François Hollande et jean-Marc Ayrault le 4 septembre 2013.
François Hollande et jean-Marc Ayrault le 4 septembre 2013. - REVELLI-BEAUMONT/SIPA

avec AFP

Jean-Marc Ayrault a annoncé ce mercredi la mise en place d'un «pacte d'avenir» pour la Bretagne en crise qui comprend à la fois des mesures d'urgence et des «actions plus durables».

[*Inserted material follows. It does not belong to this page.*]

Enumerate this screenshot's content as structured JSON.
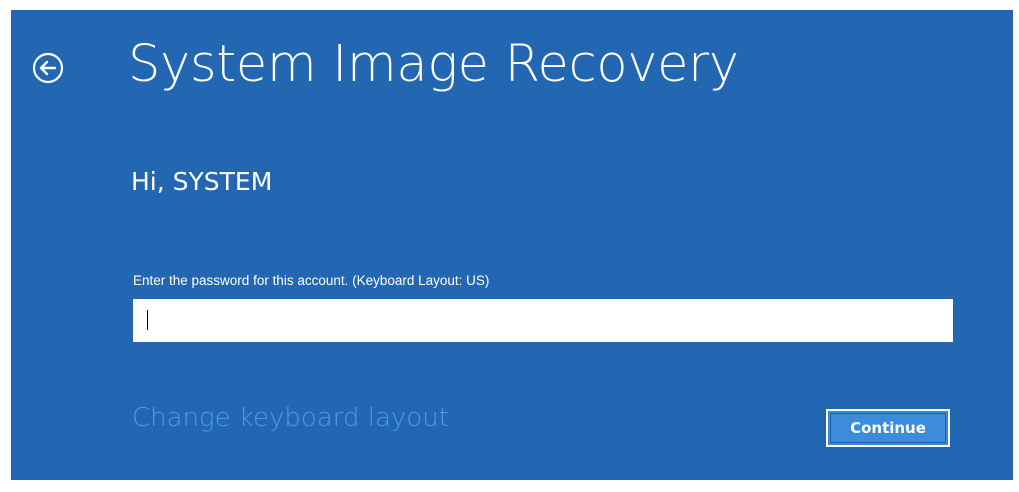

Parmi les mesures d'urgence, le Premier ministre a notamment annoncé le déblocage de 15 millions d'euros pour aider les entreprises agroalimentaires, ainsi que la reprise par la communauté de communes de Landivisiau (Finistère) du site de l'abattoir Gad de Lampaul-Guimiliau.

«L'Etat n'abandonne personne, c'est sa responsabilité de tout mettre en oeuvre pour préserver l'emploi et créer de nouvelles perspectives», a expliqué Jean-Marc Ayrault à l'issue d'une réunion à laquelle participaient une douzaine de ministres.

97% des salaires garantis

Les salariés des entreprises menacées de fermeture se verront ainsi chacun «proposer un contrat de sécurisation professionnelle renforcé qui garantit le maintien de 97% du salaire net pendant une année», a annoncé Jean-Marc Ayrault.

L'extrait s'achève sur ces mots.